Super appreciated the comment about how it's difficult to comprehend the collapse of certain infrastructures because for most people, life is going on. Yes, life is going on, but it's now "hollow." And hollow inside is a good description of the people who turn to authoritarianism to handle their fear, anger, and hate. Quite frankly, it feels like gaslighting on a grand scale.
And thank you, Corbin, for devoting yourself to being as we should all be: In service to each other. Win or lose, your efforts are not in vain.
Corbin, I really appreciate you naming the ownership question so directly. The part that stayed with me was not just the critique of reactive politics, but the structural point about where money flows and who owns the underlying systems. That is a conversation we do not have nearly enough.
The New Deal examples you referenced were not simply bold investments. They were institutional redesigns. Public utilities, rural electrification, regional development authorities. These were not temporary spending programs. They shifted who controlled infrastructure and how value circulated in communities. That is fundamentally different from taxing at the top and redistributing into systems that remain privately consolidated.
If we are serious about competing with oligarchic power, the conversation likely has to move toward economic democracy in tangible ways.

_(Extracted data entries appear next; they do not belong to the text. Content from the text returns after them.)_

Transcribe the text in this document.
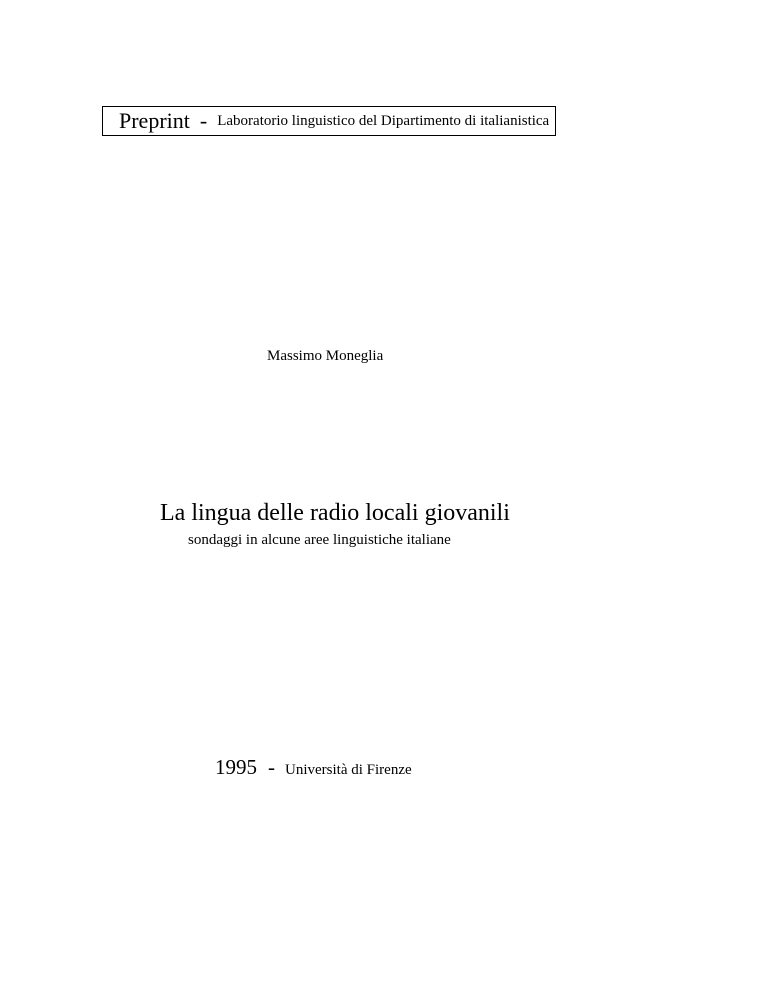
Preprint - Laboratorio linguistico del Dipartimento di italianistica
Massimo Moneglia
La lingua delle radio locali giovanili
sondaggi in alcune aree linguistiche italiane
1995 - Università di Firenze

Public options in delivery, worker ownership models, regional public banks, cooperative energy systems, municipally controlled healthcare infrastructure. Not as ideology, but as practical architecture that changes incentives and increases supply.
I also agree with you that vision matters. People rarely mobilize around being anti something. They mobilize around something they can picture and believe will materially improve their lives. But that vision also has to feel administratively credible. It has to answer how it works, who governs it, how it scales, and how it remains accountable.
The opportunity right now is not only rhetorical courage. It is designing systems that are democratic by structure, where ownership, governance, and benefit are aligned. I am glad you are bringing the ownership conversation forward.